Flying economy without status could have lead to leg-room disaster, but fortunately there was still an exit row window seat to be grabbed at online check in on the outbound. For the inbound I gambled on the furthest forward window seat I could find, and sure enough lucked out with a pre-refit A319 and thus plenty of space. Otherwise there’s not much else to report on a routine shorthaul hop – staff were friendly, the catering wasn’t really worth bothering with, flights were smooth and peaceful, and there were no issues at Gardermoen despite arriving to snowfall and a team of snowploughs clearing the way.

The Tourist Attraction
I had been lamenting the lack of a proper winter in the UK, and suspected that Oslo would be an easy way to remedy this. One of the metro lines climbs out of the city and 1500ft up to Frognerseteren, where there is a network of cross country ski trails and on previous visits I had found myself knee deep in snow. Similar conditions prevailed this time – with a winning combination of steady snowfall during the week, but then dry and warmer conditions on the Saturday. However, I had unwittingly booked my trip to coincide with a ski festival, so had to share the countryside with thousands of fans. They were a bit too unpredictably drunk for my liking – cross country doesnt’ seem that captivating a spectactor sport, so most had taken the opportunity to drink hard or even attempt barbecue – but following the crowds lead to a woodland hiking route down from Frognerseteren to Holmenkollen I’d have been unlikely to find on my own.

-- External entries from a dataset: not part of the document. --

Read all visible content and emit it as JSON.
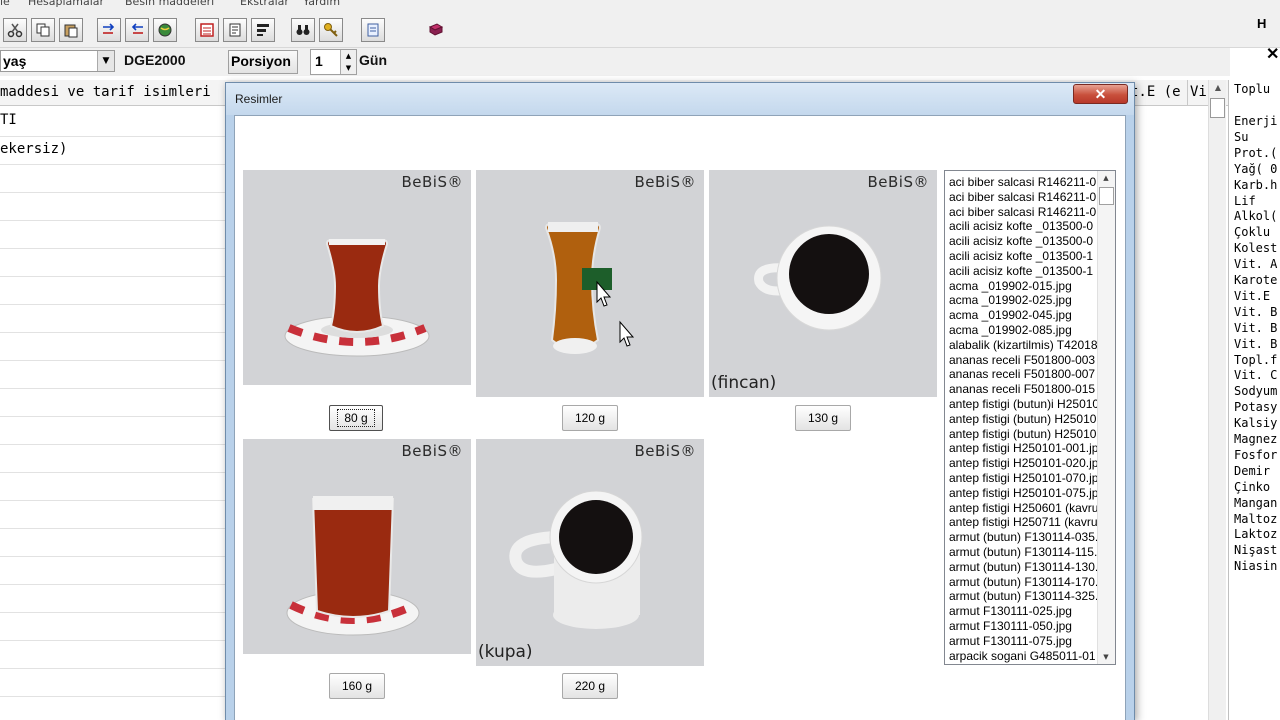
{
  "menubar": [
    "le",
    "Hesaplamalar",
    "Besin maddeleri",
    "Ekstralar",
    "Yardım"
  ],
  "toolbar": {
    "icons": [
      "scissors-icon",
      "copy-icon",
      "paste-icon",
      "move-right-icon",
      "move-left-icon",
      "earth-icon",
      "calculator-icon",
      "report-icon",
      "chart-icon",
      "binoculars-icon",
      "key-icon",
      "notes-icon",
      "book-icon"
    ]
  },
  "controls": {
    "combo_value": "yaş",
    "standard": "DGE2000",
    "porsiyon_label": "Porsiyon",
    "spin_value": "1",
    "unit": "Gün"
  },
  "grid": {
    "header_first": "maddesi ve tarif isimleri",
    "header_mid": "t.E (e",
    "header_last": "Vi",
    "rows": [
      "TI",
      "ekersiz)"
    ]
  },
  "right_panel": {
    "header_right": "H",
    "close": "✕",
    "title": "Toplu",
    "items": [
      "Enerji",
      "Su",
      "Prot.(",
      "Yağ( 0",
      "Karb.h",
      "Lif",
      "Alkol(",
      "Çoklu",
      "Kolest",
      "Vit. A",
      "Karote",
      "Vit.E",
      "Vit. B",
      "Vit. B",
      "Vit. B",
      "Topl.f",
      "Vit. C",
      "Sodyum",
      "Potasy",
      "Kalsiy",
      "Magnez",
      "Fosfor",
      "Demir",
      "Çinko",
      "Mangan",
      "Maltoz",
      "Laktoz",
      "Nişast",
      "Niasin"
    ]
  },
  "dialog": {
    "title": "Resimler",
    "close": "✕",
    "photos": [
      {
        "brand": "BeBiS®",
        "caption": "",
        "button": "80 g"
      },
      {
        "brand": "BeBiS®",
        "caption": "",
        "button": "120 g"
      },
      {
        "brand": "BeBiS®",
        "caption": "(fincan)",
        "button": "130 g"
      },
      {
        "brand": "BeBiS®",
        "caption": "",
        "button": "160 g"
      },
      {
        "brand": "BeBiS®",
        "caption": "(kupa)",
        "button": "220 g"
      }
    ],
    "files": [
      "aci biber salcasi R146211-0",
      "aci biber salcasi R146211-0",
      "aci biber salcasi R146211-0",
      "acili acisiz kofte _013500-0",
      "acili acisiz kofte _013500-0",
      "acili acisiz kofte _013500-1",
      "acili acisiz kofte _013500-1",
      "acma _019902-015.jpg",
      "acma _019902-025.jpg",
      "acma _019902-045.jpg",
      "acma _019902-085.jpg",
      "alabalik (kizartilmis) T42018",
      "ananas receli F501800-003",
      "ananas receli F501800-007",
      "ananas receli F501800-015",
      "antep fistigi (butun)i H25010",
      "antep fistigi (butun) H25010",
      "antep fistigi (butun) H25010",
      "antep fistigi H250101-001.jp",
      "antep fistigi H250101-020.jp",
      "antep fistigi H250101-070.jp",
      "antep fistigi H250101-075.jp",
      "antep fistigi H250601 (kavru",
      "antep fistigi H250711 (kavru",
      "armut (butun) F130114-035.",
      "armut (butun) F130114-115.",
      "armut (butun) F130114-130.",
      "armut (butun) F130114-170.",
      "armut (butun) F130114-325.",
      "armut F130111-025.jpg",
      "armut F130111-050.jpg",
      "armut F130111-075.jpg",
      "arpacik sogani G485011-01"
    ]
  }
}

On the Sunday, with a forecast of sleet and rain, I instead opted for indoor attractions – retracing my original steps around Bygdøy, the ‘museum peninsula’. After a leisurely start I was able to fit in the Viking Ship, Fram and Kon-Tiki museums via an Oslopass, which also granted me 24 hours of public transport. It’s worth doing the maths on these – had I only made it to two of the museums, individual entry fees and a daily metro ticket would have been cheaper, and in winter you only have a few hours to work with. But this combination put me ahead, and they’re all thoroughly recommended: the Viking ship museum is an architectural delight in addition to its impressive exhibits; and I lost hours reading up on polar adventures in the Fram museum, whilst the Kon-Tiki expedition is a delightfully improbable tale of triumph against the odds.

The meal
Norway is expensive in general, Oslo stretches the budget further, and food seems particularly expensive. So, with no dining companion nor deep love of the local cuisine, I mostly grabbed food to go. But Saturday night I settled in at the counter of one of Trip Advisor’s top picks, the Fiskeriet Youngstorget, which offers an excellent and – relatively – affordable round of fish and chips. It’s even cheaper if you take it away, but with temperatures hovering around zero it seemed worth the extra for a seat!